В первой редакции новеллы («Жизнь в смерти») Э.По вводит мотив опьянения: герой, созерцая овальный портрет, находится под влиянием опиума, что, возможно объясняет столь обостренное восприятие живописного образа. Тайна портрета (сила искусства, необычной формы рама - не четырехугольная статика, а две дуги, символически объединяющие полноту жизни и пустоту умирания) может найти реалистическое объяснение. Эта двойная мотивировка, впоследствии снятая автором, утверждает непреложность границы и сомнительность перехода от «живой» жизни к жизни в искусстве.
И все же, несмотря на двойную смерть Вальтера у Аксакова и возможность двойной мотивировки в новелле По, «обрывы» художников, пытающихся подчинить искусству жизнь, парадоксально (по логике романтической иронии) доказывают необходимость иного, духовного, высокого бытия, свершения идеала. Человек, пытающийся выйти за пределы своего существования, жаждущий откровения в искусстве, приносит себя в жертву. Тогда, по законам трагедии, эта жертва и становится настоящим преодолением непреодолимых границ, залогом претворения жизни в истинное бытие.

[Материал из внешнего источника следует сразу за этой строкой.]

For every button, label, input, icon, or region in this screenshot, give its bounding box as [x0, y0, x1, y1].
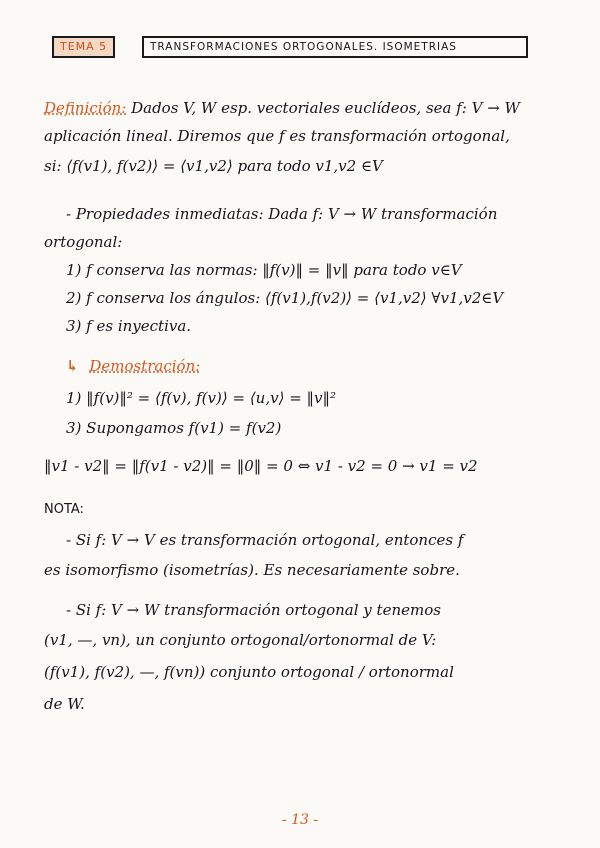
definition-line-1: [44, 98, 566, 118]
property-item-3: 3) f es inyectiva.: [66, 317, 192, 335]
page-number: - 13 -: [281, 812, 319, 828]
note-label: NOTA:: [44, 502, 84, 517]
note-line-1: - Si f: V → V es transformación ortogonal, entonces f: [66, 531, 464, 549]
definition-text-1: Dados V, W esp. vectoriales euclídeos, sea f: V → W: [131, 99, 520, 117]
topic-number-box: TEMA 5: [52, 36, 115, 58]
definition-line-3: si: ⟨f(v1), f(v2)⟩ = ⟨v1,v2⟩ para todo v1,v2 ∈V: [44, 157, 383, 175]
properties-intro-2: ortogonal:: [44, 233, 123, 251]
arrow-icon: ↳: [66, 357, 79, 375]
note-line-2: es isomorfismo (isometrías). Es necesariamente sobre.: [44, 561, 460, 579]
demonstration-line-2: 3) Supongamos f(v1) = f(v2): [66, 419, 282, 437]
demonstration-line-1: 1) ‖f(v)‖² = ⟨f(v), f(v)⟩ = ⟨u,v⟩ = ‖v‖²: [66, 389, 337, 407]
demonstration-line-3: ‖v1 - v2‖ = ‖f(v1 - v2)‖ = ‖0‖ = 0 ⇔ v1 - v2 = 0 → v1 = v2: [44, 457, 478, 475]
properties-intro: - Propiedades inmediatas: Dada f: V → W transformación: [66, 205, 498, 223]
note-line-4: (v1, —, vn), un conjunto ortogonal/ortonormal de V:: [44, 631, 437, 649]
topic-title-box: TRANSFORMACIONES ORTOGONALES. ISOMETRIAS: [142, 36, 528, 58]
note-line-5: (f(v1), f(v2), —, f(vn)) conjunto ortogonal / ortonormal: [44, 663, 454, 681]
definition-line-2: aplicación lineal. Diremos que f es transformación ortogonal,: [44, 127, 510, 145]
demonstration-heading: [66, 356, 566, 376]
note-line-6: de W.: [44, 695, 85, 713]
note-line-3: - Si f: V → W transformación ortogonal y tenemos: [66, 601, 441, 619]
definition-label: Definición:: [44, 99, 127, 117]
property-item-2: 2) f conserva los ángulos: ⟨f(v1),f(v2)⟩ = ⟨v1,v2⟩ ∀v1,v2∈V: [66, 289, 504, 307]
property-item-1: 1) f conserva las normas: ‖f(v)‖ = ‖v‖ para todo v∈V: [66, 261, 462, 279]
demonstration-label: Demostración:: [89, 357, 201, 375]
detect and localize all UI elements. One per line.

Рассмотренный вариант мотива «оживающего» изображения интересен тем, что идея границы представлена в нем с особенной остротой. Если из рам картины выходит нечто или «оживает» статуя, то такой процесс предполагает движение «туда - обратно» (от статики к движению жизни и обратно). В случае с мотивом, представленным в приведенных произведениях Аксакова и По, фиксируется лишь единственное и окончательное движение «туда», и здесь граница уже не дает успокаивающего ощущения устойчивости реальной жизни, а, наоборот, приводит к пугающему осознанию необратимости совершенного перехода.
Литература
Аверинцев С.С. Поэзия Клеменса Брентано // Брентано К. Избранное / Текст на нем. яз.; сост. С.С. Аверинцев. М., 1985. С. 3-27.
Аксаков К.С. Вальтер Эйзенберг // Искусство и художник в русской прозе первой половины XIX века. Л., 1989. С. 358-381.
По Э.А. Овальный портрет // Искусство и художник в зарубежной новелле XIX века. Л., 1985. С. 407-410.
Публий Овидий Назон. Метаморфозы. М., 2007.